Of the 432 Illinois school districts S&P rates, three have positive outlooks and eight have negative outlooks.

School districts are contending with heightened macroeconomic uncertainty, slower revenue growth, and elevated labor costs associated with teacher shortages that have persisted post-pandemic, the rating agency said. 

“We expect these factors will lead to financial difficulties for some districts, particularly lower-rated districts that have limited long-term planning and a smaller reserve cushion to navigate a tighter fiscal environment,” S&P said, noting that it has revised the rating outlooks on six school districts to negative so far in 2025, versus none in 2024.

S&P Senior Analyst Charlie Salmans and Managing Director Sarah Sullivant said by email that special education costs in particular are rising across the board, based on their conversations with school finance officials.

“These costs can be especially challenging for districts with small budgets because they can be unpredictable, relatively inflexible, and difficult to scale,” they said.

In Illinois, the state funding formula’s hold-harmless provision has provided some budgetary stability. Under that provision, school districts receive at least as much evidence-based funding as they did in the previous year. 

In other states, enrollment declines have often led to reduced funding and financial difficulties, Salmans and Sullivant noted.

But with the federal government pulling back on funding to states, state funding will be more uncertain in future years, S&P said. 
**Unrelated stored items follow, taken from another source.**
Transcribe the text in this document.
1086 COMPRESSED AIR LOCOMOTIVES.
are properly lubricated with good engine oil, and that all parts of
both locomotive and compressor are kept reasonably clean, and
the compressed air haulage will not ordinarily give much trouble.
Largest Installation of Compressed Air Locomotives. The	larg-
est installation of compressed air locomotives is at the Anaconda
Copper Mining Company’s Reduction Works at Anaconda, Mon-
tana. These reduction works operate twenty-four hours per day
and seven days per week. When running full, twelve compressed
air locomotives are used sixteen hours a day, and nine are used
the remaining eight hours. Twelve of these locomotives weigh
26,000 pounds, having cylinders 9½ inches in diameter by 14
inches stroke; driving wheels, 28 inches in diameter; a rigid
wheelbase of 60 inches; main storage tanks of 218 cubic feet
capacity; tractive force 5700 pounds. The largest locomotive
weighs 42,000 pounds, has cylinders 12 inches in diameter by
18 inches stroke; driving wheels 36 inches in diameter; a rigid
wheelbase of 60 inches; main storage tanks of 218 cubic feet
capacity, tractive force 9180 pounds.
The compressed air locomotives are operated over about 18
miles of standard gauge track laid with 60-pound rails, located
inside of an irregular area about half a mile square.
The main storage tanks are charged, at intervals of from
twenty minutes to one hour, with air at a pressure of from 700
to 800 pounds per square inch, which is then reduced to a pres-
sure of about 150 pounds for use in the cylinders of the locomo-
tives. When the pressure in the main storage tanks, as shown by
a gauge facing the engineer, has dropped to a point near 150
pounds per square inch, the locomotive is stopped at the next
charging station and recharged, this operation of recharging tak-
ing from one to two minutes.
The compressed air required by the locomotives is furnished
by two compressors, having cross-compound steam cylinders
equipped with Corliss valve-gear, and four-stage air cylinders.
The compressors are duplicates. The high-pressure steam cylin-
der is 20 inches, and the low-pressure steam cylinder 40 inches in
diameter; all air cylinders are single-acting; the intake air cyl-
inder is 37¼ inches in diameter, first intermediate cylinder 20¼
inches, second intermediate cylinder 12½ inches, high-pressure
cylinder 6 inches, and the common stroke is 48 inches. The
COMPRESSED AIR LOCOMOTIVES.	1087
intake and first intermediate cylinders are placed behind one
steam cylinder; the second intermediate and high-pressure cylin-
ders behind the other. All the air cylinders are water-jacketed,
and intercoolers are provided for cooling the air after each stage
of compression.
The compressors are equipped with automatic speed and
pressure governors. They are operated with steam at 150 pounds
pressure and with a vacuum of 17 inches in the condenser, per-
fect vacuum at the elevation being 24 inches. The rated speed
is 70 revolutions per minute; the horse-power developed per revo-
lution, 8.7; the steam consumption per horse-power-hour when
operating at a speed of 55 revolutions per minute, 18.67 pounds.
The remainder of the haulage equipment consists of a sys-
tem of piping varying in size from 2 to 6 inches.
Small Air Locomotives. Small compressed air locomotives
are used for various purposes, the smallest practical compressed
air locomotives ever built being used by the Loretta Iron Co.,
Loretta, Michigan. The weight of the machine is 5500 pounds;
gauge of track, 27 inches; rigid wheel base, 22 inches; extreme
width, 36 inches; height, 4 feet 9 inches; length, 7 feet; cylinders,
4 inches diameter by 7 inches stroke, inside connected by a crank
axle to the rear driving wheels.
Additionally, Illinois school districts face a softening revenue picture, with corporate personal property replacement tax distributions plummeting from $2.6 billion in 2022 to $1.3 billion in 2024 to around $700 to $800 million in the next few years, by S&P’s estimate.

Those distributions had climbed above historical levels due to a confluence of factors, such as inflation, pent-up demand and statutory changes.

“Districts that used pandemic relief funds, which are no longer available, to cover underlying deficits or address recurring personnel costs might also be experiencing budget problems, possibly reflecting inadequate long-term planning or optimistic budgeting practices,” S&P said in the report.